As reported by Law360, The Financial Conduct Authority set out draft proposals for U.K. lenders on Wednesday (4 July 2018) on when they should reveal high commissions charged on payment protection insurance after a potentially game-changing court decision that could force banks to pay billions of pounds in additional compensation. The regulator acted after Manchester County Court ruled on June 26 that a personal finance company must repay in its entirety a 76 percent commission, plus interest, to two customers who paid the sum unwittingly.

Judge Richard Pearce rejected guidance from the FCA in 2017 that banks should repay only the part of a commission above a 50 percent threshold — a level the regulator described at the time as unfair for the buyer. Under FCA guidance the firm would have had to repay just 26 percent of the commission, that part above 50 percent. “I have rejected the FCA approach to the calculation of loss,” Judge Pearce said in his June ruling. “It cannot be disputed that the claimants have been kept out of their money.”

The regulator said the new proposals were not connected to the court ruling. But it has asked banks to assess the way they disclose PPI commissions, not just at the point of sale but during the life of the product. If the changes go ahead consumers will be more likely to succeed in their complaints about PPI, even if it was sold long ago, the regulator said.

“This consultation provides guidance on how to ensure fair and consistent outcomes for regular premium PPI complaints," Jonathan Davidson, an executive director of supervision at the FCA, said in a statement.

Banks sold lucrative loan insurance alongside mortgages, loans and credit cards from the late 1990s. But many firms were found to have mis-sold the products to customers who would not qualify for a claim.

The Alliance of Claims Companies, which represents claims firms, believes the Manchester ruling could force U.K. banks, which have already paid out £30 billion ($40 billion) in compensation, to reach even bigger settlements.
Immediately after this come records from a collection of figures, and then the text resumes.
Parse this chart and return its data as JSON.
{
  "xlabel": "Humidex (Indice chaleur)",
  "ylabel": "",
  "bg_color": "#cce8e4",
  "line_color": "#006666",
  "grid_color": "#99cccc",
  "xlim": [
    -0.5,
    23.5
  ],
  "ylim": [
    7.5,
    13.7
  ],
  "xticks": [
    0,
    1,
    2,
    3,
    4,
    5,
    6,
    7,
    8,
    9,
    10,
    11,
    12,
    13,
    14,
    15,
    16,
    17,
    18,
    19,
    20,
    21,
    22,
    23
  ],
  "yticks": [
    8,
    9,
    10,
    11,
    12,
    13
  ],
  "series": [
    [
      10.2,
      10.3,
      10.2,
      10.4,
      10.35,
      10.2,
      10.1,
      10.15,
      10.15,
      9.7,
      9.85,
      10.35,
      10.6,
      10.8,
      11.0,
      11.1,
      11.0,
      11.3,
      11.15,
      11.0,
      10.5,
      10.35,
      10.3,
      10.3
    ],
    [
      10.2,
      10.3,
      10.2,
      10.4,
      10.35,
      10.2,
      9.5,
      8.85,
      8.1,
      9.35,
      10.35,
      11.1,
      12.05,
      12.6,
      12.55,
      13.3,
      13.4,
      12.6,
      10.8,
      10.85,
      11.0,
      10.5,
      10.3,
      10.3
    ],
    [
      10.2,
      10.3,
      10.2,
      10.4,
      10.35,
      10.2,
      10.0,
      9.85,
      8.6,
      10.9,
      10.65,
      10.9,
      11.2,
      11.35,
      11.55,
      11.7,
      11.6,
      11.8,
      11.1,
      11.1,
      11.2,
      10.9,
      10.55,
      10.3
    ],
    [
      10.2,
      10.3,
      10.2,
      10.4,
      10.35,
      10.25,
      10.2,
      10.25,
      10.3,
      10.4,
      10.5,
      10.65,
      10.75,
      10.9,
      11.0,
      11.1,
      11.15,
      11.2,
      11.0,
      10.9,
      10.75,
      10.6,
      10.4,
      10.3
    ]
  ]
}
“We’re looking certainly at an excess of £20 billion that could be unlocked if this judgment were followed,” Simon Evans, the alliance’s chief executive, told Law360 on Wednesday. “All the commission should be returned to the consumer and not some kept by the bank — that’s what really matters here."

The Manchester court ruled in favor of Christopher and Joanne Doran and against Paragon Personal Finance Ltd. The Dorans borrowed £30,000 from Paragon in 2004 and took out PPI with a premium of £10,500, to be repaid over a decade. Paragon received a commission of £7,985, or 76 per cent of the PPI premium, from the insurer. Judge Pearce ordered Paragon to repay the full commission plus interest — £17,345 in total.

“That was fairly typical," Elis Gomer, a barrister at St John’s Buildings, told Law360. "There were lots of policies sold with that sort of figure."

Gomer believes there could be 10 million similar claims waiting to be settled. Banks may have to pay out £18 billion more than anticipated if the Manchester case sets a national precedent, he said.

Lenders have already set aside £44 billion to cover claims for PPI, approximately five times the cost of staging the London Olympics in 2012, financial services think tank New City Agenda said in February. They now face a difficult decision about how to deal with the ruling. Given the lower standing of the Manchester court the ruling is not binding on other judges. Banks could fight the ruling but, if they lose at a higher court, then they risk setting a precedent.

Paragon Banking Group said it is considering whether to appeal. “The Doran case is one of a handful of legacy cases for Paragon,” a spokeswoman said in an emailed statement. "We believe this decision is at odds with other cases heard recently and does not create a precedent.”

The Dorans are represented by Jonathan Butters of Devereux Chambers. Paragon is represented by Ian Wilson QC and Ian Higgins of 3 Verulam Buildings chambers. The case is Christopher and Joanne Doran v. Paragon Personal Finance Ltd., number D15YM333, in the County Court at Manchester.